House to investigate allegations NSA spied on Congress

A House committee is opening an investigation into whether the intelligence community spied on communications between Israeli officials and members of Congress.

“The House Intelligence Committee is looking into allegations in the Wall Street Journal regarding possible Intelligence Community (IC) collection of communications between Israeli government officials and Members of Congress,” House Intelligence Chairman Devin Nunes, R-Calif., said in a statement on Wednesday.

“The Committee has requested additional information from the IC to determine which, if any, of these allegations are true, and whether the IC followed all applicable laws, rules, and procedures,” Nunes added.

The measure follows a Tuesday report in the Wall Street Journal that the Obama administration, through the National Security Agency, spied on the communications of top Israeli officials during nuclear negotiations with Iran this year. Surveillance of that nature would have involved members of Congress.

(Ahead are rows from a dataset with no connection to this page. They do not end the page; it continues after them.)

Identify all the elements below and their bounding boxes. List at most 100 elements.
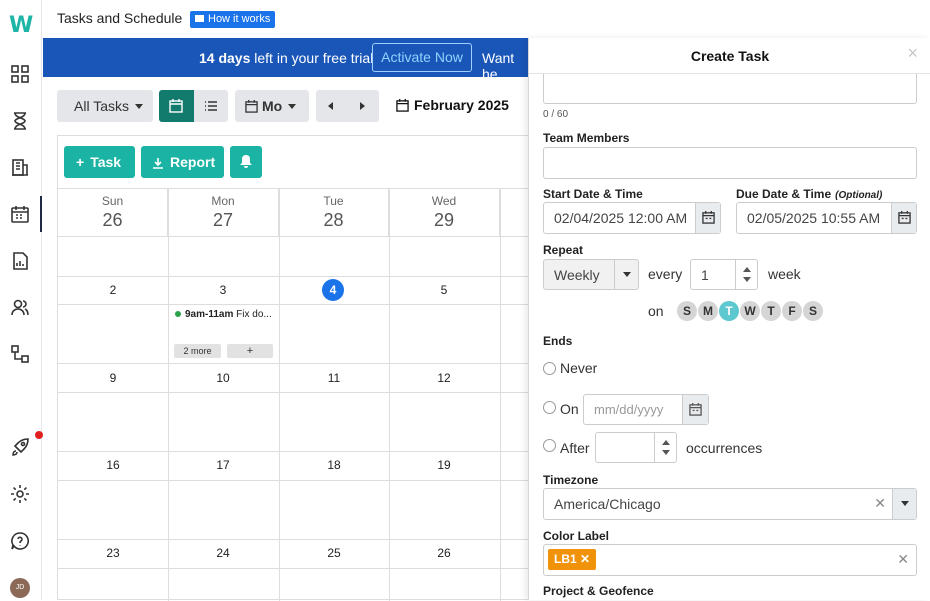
add-task-button[interactable]: + Task [64, 146, 135, 178]
day-cell-number[interactable]: 3 [168, 283, 278, 297]
activate-now-button[interactable]: Activate Now [372, 43, 472, 72]
panel-title: Create Task [690, 48, 770, 64]
add-event-button[interactable]: + [227, 344, 273, 358]
grid-line [58, 276, 534, 277]
calendar-icon[interactable] [10, 204, 32, 226]
timezone-select[interactable]: America/Chicago ✕ [543, 488, 917, 520]
weekday-thu[interactable]: T [761, 301, 781, 321]
ends-after-radio[interactable] [543, 439, 556, 452]
event-time: 9am-11am [185, 309, 234, 320]
day-cell-number[interactable]: 24 [168, 546, 278, 560]
report-button[interactable]: Report [141, 146, 224, 178]
avatar[interactable]: JD [10, 578, 30, 598]
sidebar: W JD [0, 0, 43, 600]
users-icon[interactable] [10, 297, 32, 319]
day-cell-number[interactable]: 9 [58, 371, 168, 385]
day-of-week: Mon [211, 194, 235, 208]
grid-line [58, 451, 534, 452]
day-cell-number[interactable]: 23 [58, 546, 168, 560]
calendar-icon[interactable] [695, 203, 720, 233]
app-logo[interactable]: W [9, 14, 33, 38]
title-char-counter: 0 / 60 [543, 109, 569, 120]
prev-month-icon[interactable] [328, 102, 333, 110]
day-cell-number[interactable]: 26 [389, 546, 499, 560]
dashboard-icon[interactable] [10, 64, 32, 86]
day-cell-number[interactable]: 10 [168, 371, 278, 385]
day-cell-number[interactable]: 19 [389, 458, 499, 472]
day-cell-number[interactable]: 2 [58, 283, 168, 297]
calendar-icon[interactable] [891, 203, 916, 233]
due-date-input[interactable]: 02/05/2025 10:55 AM [736, 202, 917, 234]
close-icon[interactable]: × [907, 43, 918, 64]
stepper-arrows[interactable] [654, 433, 676, 462]
calendar-icon[interactable] [682, 395, 708, 424]
event-title: Fix do... [236, 309, 272, 320]
filter-label: All Tasks [74, 98, 129, 114]
color-chip[interactable]: LB1 ✕ [548, 549, 597, 570]
calendar-event[interactable]: 9am-11am Fix do... [175, 309, 279, 320]
grid-line [58, 568, 534, 569]
gear-icon[interactable] [10, 484, 32, 506]
ends-on-radio[interactable] [543, 401, 556, 414]
chevron-down-icon[interactable] [892, 489, 916, 519]
day-cell-number[interactable]: 17 [168, 458, 278, 472]
title-input[interactable] [543, 74, 917, 104]
list-view-button[interactable] [194, 90, 228, 122]
building-icon[interactable] [10, 157, 32, 179]
day-cell-number[interactable]: 16 [58, 458, 168, 472]
view-mode-dropdown[interactable]: Mo [235, 90, 309, 122]
weekday-wed[interactable]: W [740, 301, 760, 321]
timezone-label: Timezone [543, 473, 599, 487]
day-cell-number[interactable]: 5 [389, 283, 499, 297]
project-geofence-label: Project & Geofence [543, 584, 654, 598]
clear-icon[interactable]: ✕ [874, 495, 886, 512]
today-marker[interactable]: 4 [322, 279, 344, 301]
optional-hint: (Optional) [835, 190, 883, 201]
clear-icon[interactable]: ✕ [897, 551, 909, 568]
day-cell-number[interactable]: 25 [279, 546, 389, 560]
page-title: Tasks and Schedule [57, 10, 183, 26]
weekday-sat[interactable]: S [803, 301, 823, 321]
day-cell-number[interactable]: 12 [389, 371, 499, 385]
reminder-button[interactable] [230, 146, 262, 178]
filter-dropdown[interactable]: All Tasks [57, 90, 153, 122]
ends-label: Ends [543, 334, 573, 348]
weekday-sun[interactable]: S [677, 301, 697, 321]
day-cell-number[interactable]: 18 [279, 458, 389, 472]
start-date-label: Start Date & Time [543, 187, 643, 201]
rocket-icon[interactable] [10, 437, 32, 459]
weekday-mon[interactable]: M [698, 301, 718, 321]
ends-never-radio[interactable] [543, 362, 556, 375]
end-date-input[interactable]: mm/dd/yyyy [583, 394, 709, 425]
report-label: Report [170, 154, 216, 170]
ends-on-label: On [560, 401, 579, 417]
help-icon[interactable] [10, 531, 32, 553]
repeat-select[interactable]: Weekly [543, 259, 639, 290]
trial-text: 14 days left in your free trial [199, 50, 373, 66]
workflow-icon[interactable] [10, 344, 32, 366]
grid-line [58, 392, 534, 393]
stepper-arrows[interactable] [735, 260, 757, 289]
day-header: Mon 27 [168, 189, 279, 236]
start-date-input[interactable]: 02/04/2025 12:00 AM [543, 202, 721, 234]
color-chip-label: LB1 [554, 552, 577, 566]
how-it-works-button[interactable]: How it works [190, 11, 276, 28]
occurrences-stepper[interactable] [595, 432, 677, 463]
color-label-input[interactable]: LB1 ✕ ✕ [543, 544, 917, 576]
day-cell-number[interactable]: 11 [279, 371, 389, 385]
next-month-icon[interactable] [360, 102, 365, 110]
weekday-fri[interactable]: F [782, 301, 802, 321]
team-members-input[interactable] [543, 147, 917, 179]
calendar-view-button[interactable] [159, 90, 194, 122]
grid-line [58, 363, 534, 364]
weekday-tue[interactable]: T [719, 301, 739, 321]
report-icon[interactable] [10, 251, 32, 273]
hourglass-icon[interactable] [10, 111, 32, 133]
interval-stepper[interactable]: 1 [690, 259, 758, 290]
remove-chip-icon[interactable]: ✕ [580, 552, 590, 566]
plus-icon: + [76, 154, 85, 170]
day-number: 26 [102, 210, 123, 230]
trial-message: left in your free trial [250, 50, 374, 66]
more-events-button[interactable]: 2 more [174, 344, 221, 358]
due-date-label-text: Due Date & Time [736, 187, 832, 201]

Former Rep. Pete Hoekstra, R-Mich., who chaired the House Intelligence Committee from 2004 to 2007, called the allegations “very disturbing” in a message on Twitter. “Actually outrageous,” Hoekstra added. “Maybe unprecedented abuse of power.”

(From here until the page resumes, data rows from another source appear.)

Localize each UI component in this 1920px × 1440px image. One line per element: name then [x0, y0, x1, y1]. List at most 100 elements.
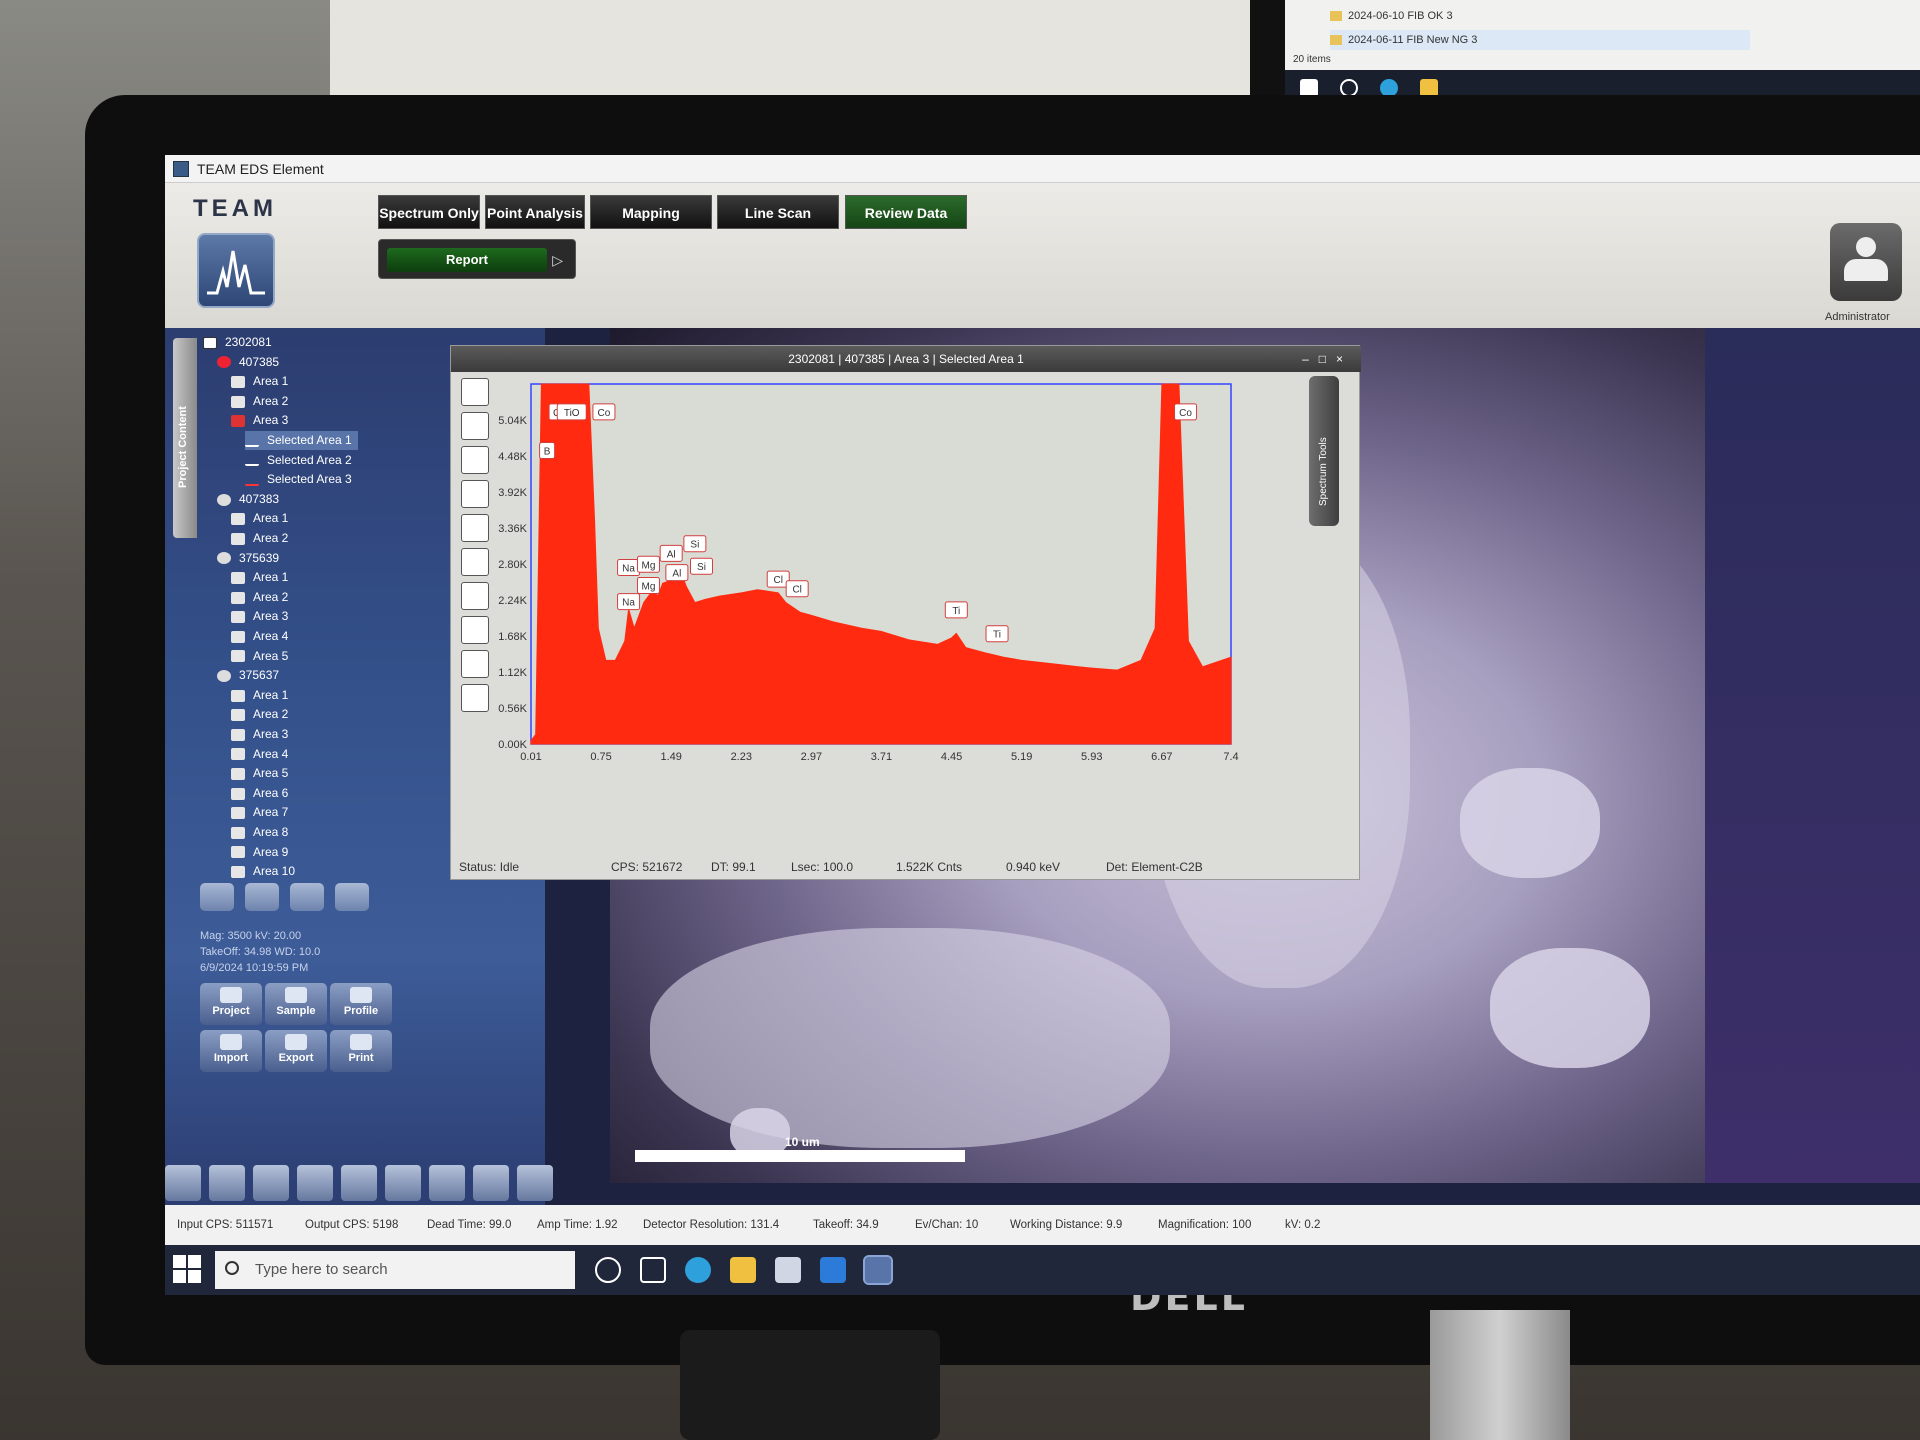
- tree-item[interactable]: Area 4: [231, 745, 288, 764]
- tree-item[interactable]: Area 7: [231, 803, 288, 822]
- tree-item[interactable]: Area 3: [231, 725, 288, 744]
- spectrum-title: 2302081 | 407385 | Area 3 | Selected Are…: [451, 346, 1361, 372]
- ev-chan: Ev/Chan: 10: [915, 1219, 979, 1231]
- tree-item[interactable]: Area 5: [231, 647, 288, 666]
- tree-item[interactable]: 407383: [217, 490, 279, 509]
- tab-spectrum-only[interactable]: Spectrum Only: [378, 195, 480, 229]
- x-tick-label: 3.71: [871, 751, 892, 763]
- tab-review-data[interactable]: Review Data: [845, 195, 967, 229]
- zoom-icon[interactable]: [473, 1165, 509, 1201]
- project-content-tab[interactable]: Project Content: [173, 338, 197, 538]
- compare-icon[interactable]: [461, 480, 489, 508]
- y-tick-label: 1.12K: [498, 667, 527, 679]
- tab-mapping[interactable]: Mapping: [590, 195, 712, 229]
- spectrum-tools-tab[interactable]: Spectrum Tools: [1309, 376, 1339, 526]
- particle: [1460, 768, 1600, 878]
- tree-item[interactable]: Selected Area 3: [245, 470, 352, 489]
- task-view-icon[interactable]: [640, 1257, 666, 1283]
- area-icon: [231, 807, 245, 820]
- tree-item[interactable]: Area 2: [231, 705, 288, 724]
- export-icon[interactable]: [461, 582, 489, 610]
- cortana-icon[interactable]: [595, 1257, 621, 1283]
- tree-item[interactable]: Area 3: [231, 411, 288, 430]
- tree-item-label: Area 2: [253, 707, 289, 722]
- tree-item[interactable]: Area 2: [231, 392, 288, 411]
- tree-item[interactable]: Area 1: [231, 568, 288, 587]
- tree-item[interactable]: Area 8: [231, 823, 288, 842]
- tab-point-analysis[interactable]: Point Analysis: [485, 195, 585, 229]
- status-counts: 1.522K Cnts: [896, 860, 963, 874]
- x-tick-label: 1.49: [660, 751, 681, 763]
- tree-item-label: Selected Area 2: [267, 452, 352, 467]
- report-button[interactable]: Report ▷: [378, 239, 576, 279]
- tree-item[interactable]: Area 1: [231, 686, 288, 705]
- tree-item[interactable]: Area 1: [231, 372, 288, 391]
- tree-item[interactable]: Area 10: [231, 862, 295, 881]
- user-icon[interactable]: [1830, 223, 1902, 301]
- team-eds-taskbar-icon[interactable]: [863, 1255, 893, 1285]
- color-bars-icon[interactable]: [461, 684, 489, 712]
- tree-item[interactable]: 375639: [217, 549, 279, 568]
- tree-item[interactable]: Area 9: [231, 843, 288, 862]
- profile-button[interactable]: Profile: [330, 983, 392, 1025]
- tree-item-label: Area 10: [253, 864, 296, 879]
- second-monitor-screen: 2024-06-10 FIB OK 3 2024-06-11 FIB New N…: [1285, 0, 1920, 70]
- tree-item[interactable]: Selected Area 2: [245, 451, 352, 470]
- tree-item[interactable]: Area 5: [231, 764, 288, 783]
- file-explorer-icon[interactable]: [730, 1257, 756, 1283]
- export-button[interactable]: Export: [265, 1030, 327, 1072]
- project-button[interactable]: Project: [200, 983, 262, 1025]
- file-row[interactable]: 2024-06-11 FIB New NG 3: [1330, 30, 1750, 50]
- user-label: Administrator: [1825, 311, 1890, 323]
- tree-item[interactable]: Selected Area 1: [245, 431, 358, 450]
- mail-icon[interactable]: [820, 1257, 846, 1283]
- tree-item[interactable]: Area 4: [231, 627, 288, 646]
- edge-icon[interactable]: [685, 1257, 711, 1283]
- taskbar-search-input[interactable]: Type here to search: [215, 1251, 575, 1289]
- text-tool-icon[interactable]: [200, 883, 234, 911]
- window-controls[interactable]: –□×: [1302, 346, 1353, 372]
- report-label: Report: [387, 248, 547, 272]
- spectrum-chart[interactable]: 0.00K 0.56K 1.12K 1.68K 2.24K 2.80K 3.36K 3.92K…: [491, 374, 1271, 854]
- tree-item[interactable]: Area 3: [231, 607, 288, 626]
- area-tool-icon[interactable]: [385, 1165, 421, 1201]
- quant-icon[interactable]: [461, 548, 489, 576]
- grid-icon[interactable]: [341, 1165, 377, 1201]
- tree-item-label: Area 6: [253, 785, 289, 800]
- tree-item[interactable]: 375637: [217, 666, 279, 685]
- bar-chart-icon[interactable]: [461, 412, 489, 440]
- acquisition-meta: Mag: 3500 kV: 20.00 TakeOff: 34.98 WD: 1…: [200, 930, 321, 974]
- tree-item[interactable]: Area 2: [231, 588, 288, 607]
- tree-item-label: Area 2: [253, 393, 289, 408]
- save-icon[interactable]: [461, 650, 489, 678]
- chevron-down-icon[interactable]: [165, 1165, 201, 1201]
- printer-icon[interactable]: [461, 616, 489, 644]
- auto-scale-icon[interactable]: [461, 378, 489, 406]
- histogram-icon[interactable]: [517, 1165, 553, 1201]
- store-icon[interactable]: [775, 1257, 801, 1283]
- pencil-icon[interactable]: [209, 1165, 245, 1201]
- tree-item-label: Area 4: [253, 746, 289, 761]
- sample-button[interactable]: Sample: [265, 983, 327, 1025]
- tree-item[interactable]: Area 1: [231, 509, 288, 528]
- file-row[interactable]: 2024-06-10 FIB OK 3: [1330, 6, 1453, 26]
- tree-item-label: 2302081: [225, 335, 272, 349]
- detector-resolution: Detector Resolution: 131.4: [643, 1219, 780, 1231]
- tree-item[interactable]: Area 2: [231, 529, 288, 548]
- area-icon: [231, 572, 245, 585]
- peak-label-icon[interactable]: [461, 446, 489, 474]
- text-tool-icon[interactable]: [253, 1165, 289, 1201]
- tree-item[interactable]: 2302081: [203, 333, 272, 352]
- print-button[interactable]: Print: [330, 1030, 392, 1072]
- tree-item[interactable]: 407385: [217, 353, 279, 372]
- line-tool-icon[interactable]: [297, 1165, 333, 1201]
- tree-item[interactable]: Area 6: [231, 784, 288, 803]
- search-icon[interactable]: [290, 883, 324, 911]
- camera-icon[interactable]: [429, 1165, 465, 1201]
- tab-line-scan[interactable]: Line Scan: [717, 195, 839, 229]
- layout-icon[interactable]: [335, 883, 369, 911]
- delete-icon[interactable]: [245, 883, 279, 911]
- import-button[interactable]: Import: [200, 1030, 262, 1072]
- periodic-table-icon[interactable]: [461, 514, 489, 542]
- windows-start-icon[interactable]: [173, 1255, 203, 1285]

In an additional message, Hoesktra said, “NSA and Obama officials need to be investigated and prosecuted if any truth to WSJ reports. NSA loses all credibility. Scary.”

It is not the first time lawmakers have wondered about the scope of NSA surveillance. Sen. Bernie Sanders, I-Vt., sent a letter to the agency in 2014 questioning whether it spied on members of Congress. The letter defined such activity as “gathering metadata on calls made from official or personal phones, content from websites visited or e-mails sent, or collecting any other data from a third party not made available to the general public in the regular course of business.”

The agency responded that it did not. “Nothing NSA does can fairly be characterized as ‘spying on members of Congress or other American elected officials,’ ” then-NSA chief Gen. Keith Alexander wrote in 2014.

Former NSA contractor and whistleblower Edward Snowden recollected that exchange on Twitter. “Did the NSA lie to Congress? Compare today’s @WSJ to Sanders’ clear 2014 question on spying,” Snowden said Tuesday evening.

The National Security Council offered a vague explanation in a Wednesday statement before pivoting to the topic of Israel.

“As a general matter, and as we have said previously, we do not conduct any foreign intelligence surveillance activities unless there is a specific and validated national security purpose,” the statement said. “This applies to ordinary citizens and world leaders alike.

“When it comes to Israel, President Obama has said repeatedly that the U.S. commitment to Israel’s security is sacrosanct,” the statement added. “This message has always been backed by concrete actions that demonstrate the depth of U.S. support for Israel.”